Despite FIRE's letter to Hamilton President Joan Hinde Stewart, criticism from faculty members and students, and pressure from Hamilton College Alumni for Governance Reform, Hamilton administrators refused to make the event optional. In fact, less than two hours before the lecture, Thompson sent out a reminder e-mail, making it clear that first-year men were required to attend. In case there was any question, the word "required" was in large, red type, underlined and italicized. The male freshmen were instructed to "be sure" to bring their Hill Cards (Hamilton's college ID card), a rule that undoubtedly was designed to make the students think that their IDs would be swiped to enforce their attendance, just as for other orientation events.
According to a Hamilton freshman, however, word quickly circulated that IDs had not been swiped at the women's event earlier, and it soon became evident that no one was swiping IDs at "She Fears You," either. At that point, the student reported to FIRE, there was a "mass exodus" from the event. According to one of the faculty members who opposed the event, Dean Thompson also stated that students who did not attend the event would not be punished, but it seems that this fact was intentionally withheld from the students.
Also, according to reports, the severity of the lecture was apparently toned down compared with the content found on the "She Fears You" presentation on Edwards' website, which emphasized that male students are complicit in elements of a "rape culture" on practically every campus in the United States because of their "pro-rape" beliefs and attitudes and their failure to challenge things like alleged sexism and homophobia.
Why did the college decide against swiping IDs at the last minute? Or was the Hill Card requirement a big ruse from the beginning? Why was Edwards' tone much less shrill than he himself advertises?

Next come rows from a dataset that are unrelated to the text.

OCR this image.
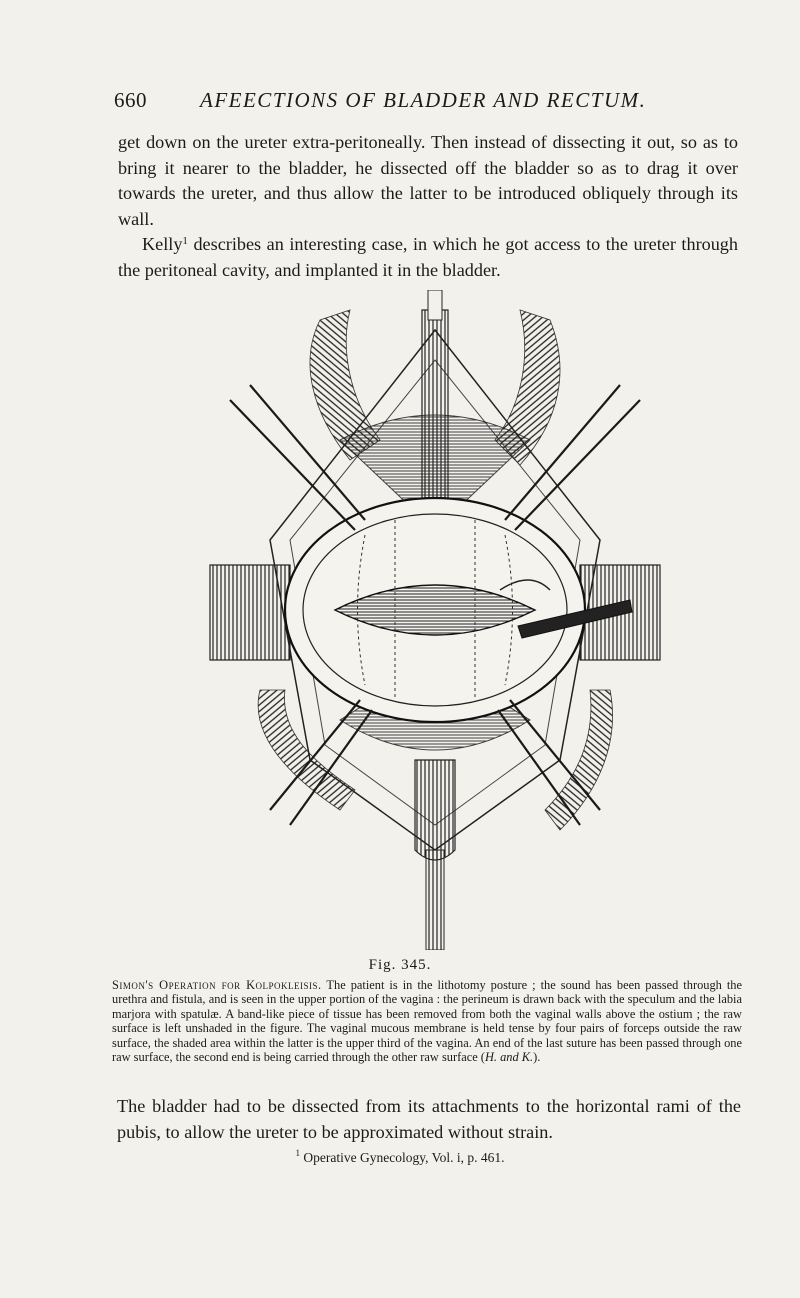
660	AFEECTIONS OF BLADDER AND RECTUM.

get down on the ureter extra-peritoneally. Then instead of dissecting it out, so as to bring it nearer to the bladder, he dissected off the bladder so as to drag it over towards the ureter, and thus allow the latter to be introduced obliquely through its wall.

Kelly$^1$ describes an interesting case, in which he got access to the ureter through the peritoneal cavity, and implanted it in the bladder.

Fig. 345.
Simon's Operation for Kolpokleisis. The patient is in the lithotomy posture ; the sound has been passed through the urethra and fistula, and is seen in the upper portion of the vagina : the perineum is drawn back with the speculum and the labia marjora with spatulæ. A band-like piece of tissue has been removed from both the vaginal walls above the ostium ; the raw surface is left unshaded in the figure. The vaginal mucous membrane is held tense by four pairs of forceps outside the raw surface, the shaded area within the latter is the upper third of the vagina. An end of the last suture has been passed through one raw surface, the second end is being carried through the other raw surface (H. and K.).
The bladder had to be dissected from its attachments to the horizontal rami of the pubis, to allow the ureter to be approximated without strain.
$^1$ Operative Gynecology, Vol. i, p. 461.
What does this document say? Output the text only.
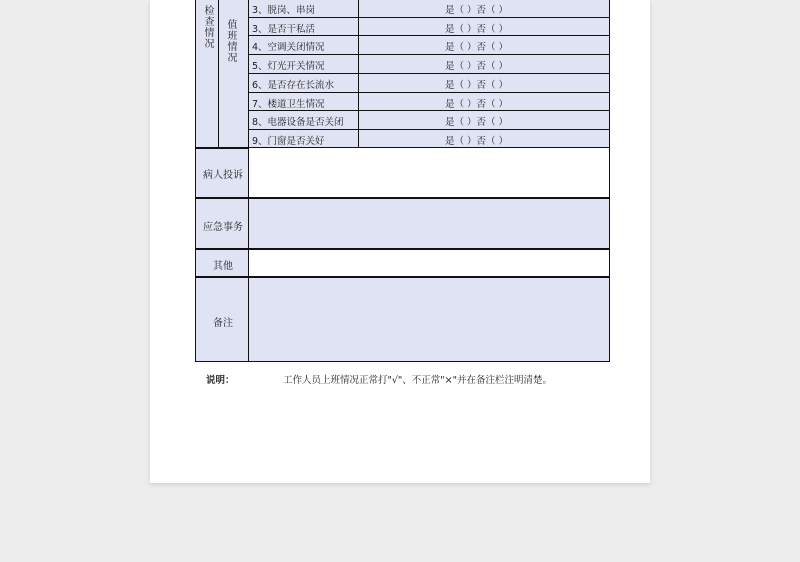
检查情况 值班情况
3、脱岗、串岗	是（ ）否（ ）
3、是否干私活	是（ ）否（ ）
4、空调关闭情况	是（ ）否（ ）
5、灯光开关情况	是（ ）否（ ）
6、是否存在长流水	是（ ）否（ ）
7、楼道卫生情况	是（ ）否（ ）
8、电器设备是否关闭	是（ ）否（ ）
9、门窗是否关好	是（ ）否（ ）
病人投诉
应急事务
其他
备注
说明：	工作人员上班情况正常打"√"、不正常"×"并在备注栏注明清楚。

Unfortunately, the catalyst for change may never be known because Hamilton has not responded to FIRE's letter. Nor, according to reports, did Hamilton return phone calls from the National Association of Scholars (NAS), which posted an excellent piece about the lecture. Without a formal apology or statement of any kind, one can only assume that Hamilton College has not really learned its lesson and would have no qualms about violating students' freedom of conscience again.
In fact, according to the aforementioned article in The Spectator, there will be another mandatory orientation event later this year "focused on diversity issues." Is this event going to be another mandatory "cognitive and emotional intervention"—which is how Edwards describes "She Fears You"?
If Hamilton College administrators are serious about their school's commitment to individual liberties and wish to avoid more negative press, they should publicly acknowledge their mistake in making the program required, restating their commitment to freedom of speech and thought. Then Hamilton should actually abide by these fundamental principles.
It seems to me that by making programs such as "She Fears You" mandatory and then refusing even to reply to critics of the program, Hamilton College is not only violating freedom of conscience but also is violating the spirit of the Hamilton College Statement of Community passed by the student body in December 2009. It reads in relevant part:
In our efforts to cultivate an inclusive environment, it is essential that we seek to respect the unique perspectives of individuals on our campus. ... It is a reality that in any diverse community, misunderstandings and conflicts might arise. To work through these disagreements, we as a student body promote engagement in dialogue to create mutual understanding and expanded knowledge.
As a Hamilton College alumnus, I truly hope that the administration reforms its ways. I do not want my university to be known as a place that invades the consciences of its own students.